Abuom also noted that global warming has been caused by economic development interventions that benefit a few nations and people. “The poor are the worst affected by environmental degradation,” she said. “They have the highest exposure to pollution; the world’s highest mortality rates in children are attributed to drinking dirty water.”
Climate refugees are on the rise, she added. “Whereas refugees were, in the past, often borne from war, political instability and localized disasters, we have now entered the era of climate refugees – people forced to flee homes rendered inhospitable by the effects of global climate change,” she said. “It has been suggested that climate change will displace 250 million people by 2050, and in 20 years the figures could go up to 500 million.”
The global south is disproportionately affected, Abuom said.
“Countries that pollute more feel the effects less,” she said. “A recent report showed that the richest 10 percent of the world’s population are responsible for 50 percent of global carbon emissions, while the poorest 50 percent – 3.5 billion people – are responsible for 10 percent of the emissions.”

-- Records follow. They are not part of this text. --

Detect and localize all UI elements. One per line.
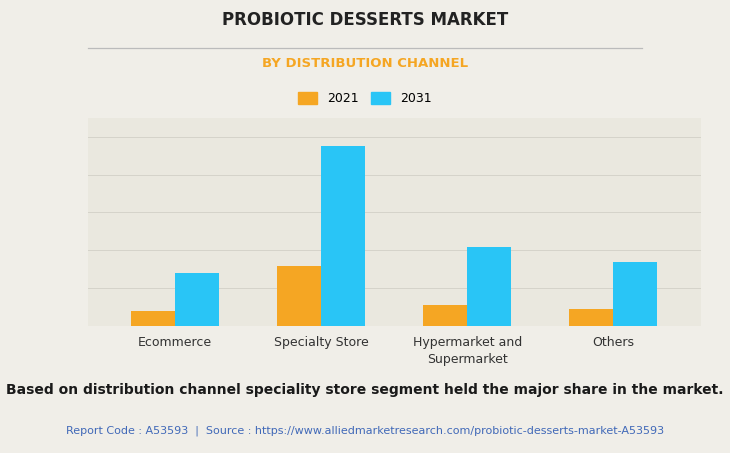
Text: Report Code : A53593  |  Source : https://www.alliedmarketresearch.com/probiotic: Report Code : A53593 | Source : https://… — [66, 426, 664, 436]
Bar — [423, 305, 467, 326]
Text: BY DISTRIBUTION CHANNEL: BY DISTRIBUTION CHANNEL — [262, 57, 468, 70]
Text: Based on distribution channel speciality store segment held the major share in t: Based on distribution channel speciality… — [7, 383, 723, 397]
Bar — [467, 246, 511, 326]
Bar — [613, 262, 657, 326]
Bar — [569, 309, 613, 326]
Bar — [175, 273, 219, 326]
Text: PROBIOTIC DESSERTS MARKET: PROBIOTIC DESSERTS MARKET — [222, 11, 508, 29]
Bar — [321, 146, 365, 326]
Bar — [131, 311, 175, 326]
Bar — [277, 265, 321, 326]
Legend: 2021, 2031: 2021, 2031 — [295, 88, 435, 109]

Men and women of faith, people of good will, are invited through the Pilgrimage of Justice and Peace to restore our relationships with God, with one another and with the environment, Abuom said. “The pilgrimage is about recognizing and accepting our wounds, repentance and acknowledgement of our contribution and seeking to heal and be reconciled,” she said.
Combined efforts will definitely yield better results, concluded Abuom. “It would be a disgrace to not mobilize and utilize all that can be available right now,” she said. “More needs to be done to raise awareness about what can be done individually and collectively to make a difference.”